My daughter is just months away from becoming a teenager. She is counting down the days to 13 and chomping at the bit for freedom and independence. While I give her as much as I can, I still have rules and expectations for my (still) 12 year old. Some days, that makes her not a particularly big fan of mine. Not. At. All.
Recently, my husband and I were reviewing what had been a rockier evening than most in our house, and I started to second-guess a few of our parenting decisions.
Then I stopped. I remembered what football coach Lou Holtz often says in his motivational speeches: Know Your Mandate.
When I thought about whether what I had done as a mom matched my mandate, I felt okay about my actions and decisions. Actually, I felt more than okay. I felt downright confident that I was doing the right thing.
Here’s what I believe my mandate is as a parent:
– Keep my child safe;
– Do what I can to keep my child healthy;
– Display love and affection for the child;
– Make sure the child is educated; and
– Teach the child to be respectful and responsible.
I also know what my mandate does not include:
– I am not my child’s friend;
– I am not my child’s sole entertainment committee; and
– I am not responsible for my child’s happiness.
I feel pretty confident in saying that all of those fall under the umbrella of parenthood. I’m sure there are more, and everyone may see their mandate somewhat differently, but in the hierarchy of needs, these are at the top for me. And that means that there will be some rough nights, and some awkward or difficult, but hugely important, ongoing conversations.
Many of those responsibilities in my mandate overlap, as making safe and responsible decisions often first requires education and information. Knowledge is power. That is true of so many circumstances, including knowing exactly why kids and alcohol don’t mix.

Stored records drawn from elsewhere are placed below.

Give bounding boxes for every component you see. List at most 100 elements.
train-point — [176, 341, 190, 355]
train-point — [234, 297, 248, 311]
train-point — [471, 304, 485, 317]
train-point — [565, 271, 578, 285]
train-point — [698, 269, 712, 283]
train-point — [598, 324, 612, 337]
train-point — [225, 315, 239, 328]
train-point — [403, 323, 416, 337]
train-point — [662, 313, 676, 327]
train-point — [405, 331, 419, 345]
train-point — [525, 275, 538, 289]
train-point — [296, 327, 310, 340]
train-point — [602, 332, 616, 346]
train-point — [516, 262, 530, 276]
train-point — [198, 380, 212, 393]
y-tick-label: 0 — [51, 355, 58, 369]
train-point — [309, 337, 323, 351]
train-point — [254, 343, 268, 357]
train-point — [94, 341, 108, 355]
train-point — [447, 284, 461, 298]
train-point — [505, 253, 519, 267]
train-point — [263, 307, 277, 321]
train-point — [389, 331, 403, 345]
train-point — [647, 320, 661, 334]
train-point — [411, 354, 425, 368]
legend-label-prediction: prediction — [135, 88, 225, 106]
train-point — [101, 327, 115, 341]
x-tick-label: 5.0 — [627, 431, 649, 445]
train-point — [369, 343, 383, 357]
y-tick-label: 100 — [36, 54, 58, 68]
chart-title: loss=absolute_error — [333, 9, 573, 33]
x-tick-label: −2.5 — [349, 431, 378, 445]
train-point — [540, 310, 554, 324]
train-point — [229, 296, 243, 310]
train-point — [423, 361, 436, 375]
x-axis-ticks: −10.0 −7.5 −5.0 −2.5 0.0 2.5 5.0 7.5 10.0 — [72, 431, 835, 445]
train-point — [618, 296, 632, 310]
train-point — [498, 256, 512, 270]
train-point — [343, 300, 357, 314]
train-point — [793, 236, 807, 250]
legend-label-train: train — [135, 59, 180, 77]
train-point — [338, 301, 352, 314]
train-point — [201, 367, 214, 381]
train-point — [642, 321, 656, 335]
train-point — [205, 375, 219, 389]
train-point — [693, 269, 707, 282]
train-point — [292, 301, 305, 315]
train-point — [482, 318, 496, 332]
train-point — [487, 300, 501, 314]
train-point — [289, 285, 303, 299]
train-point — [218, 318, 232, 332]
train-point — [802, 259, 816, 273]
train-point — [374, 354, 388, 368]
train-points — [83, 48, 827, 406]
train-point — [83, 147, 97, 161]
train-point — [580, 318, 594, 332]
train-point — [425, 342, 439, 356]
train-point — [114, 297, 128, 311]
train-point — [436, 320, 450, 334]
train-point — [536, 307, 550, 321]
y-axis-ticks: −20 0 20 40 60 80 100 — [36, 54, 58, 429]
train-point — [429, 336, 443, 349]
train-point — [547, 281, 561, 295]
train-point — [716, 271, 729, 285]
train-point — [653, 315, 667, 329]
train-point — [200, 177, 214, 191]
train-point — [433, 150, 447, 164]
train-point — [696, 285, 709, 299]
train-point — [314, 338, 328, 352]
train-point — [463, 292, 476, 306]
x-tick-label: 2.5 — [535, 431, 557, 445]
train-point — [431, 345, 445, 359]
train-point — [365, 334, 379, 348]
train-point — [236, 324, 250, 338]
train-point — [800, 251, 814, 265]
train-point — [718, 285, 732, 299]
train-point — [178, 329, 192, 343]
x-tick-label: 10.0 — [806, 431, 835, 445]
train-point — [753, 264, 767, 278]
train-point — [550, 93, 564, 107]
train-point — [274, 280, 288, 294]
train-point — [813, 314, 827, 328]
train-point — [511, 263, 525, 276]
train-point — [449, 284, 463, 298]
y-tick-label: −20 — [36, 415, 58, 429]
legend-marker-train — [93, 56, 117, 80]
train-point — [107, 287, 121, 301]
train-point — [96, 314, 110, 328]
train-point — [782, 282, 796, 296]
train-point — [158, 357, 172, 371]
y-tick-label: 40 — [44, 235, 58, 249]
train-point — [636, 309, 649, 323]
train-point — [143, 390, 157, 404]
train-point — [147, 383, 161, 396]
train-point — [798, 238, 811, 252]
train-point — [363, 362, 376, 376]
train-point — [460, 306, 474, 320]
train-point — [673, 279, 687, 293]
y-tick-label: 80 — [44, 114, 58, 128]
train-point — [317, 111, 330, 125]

I’m very grateful that Ask, Listen, Learn provides both the facts that I need to arm my child and the tips for parents on how to have these important discussions with my child. My hope is that the combination will empower her to make good choices.
As she totters on the edge of the teen years, she’s making more of her own choices. When I’m dropping her off, I’m known to say as she exits the car, “Make good choices.” For that to happen, I need to provide her with the facts and figures to do so, as well as make sure she’s very clear on where I stand. That means starting to talk early, and talking often, about the dangers of underage drinking. It means covering various scenarios and ensuring that she understands the why behind my belief that kids and alcohol don’t mix.
Lou Holtz may not have meant to give parenting advice, but his recommendation is solid in all circumstances, even those involving upset tweens and teens. Knowing what your mandate is, and what your ultimate goals are, make it easier to stay the course. Not easy, but easier.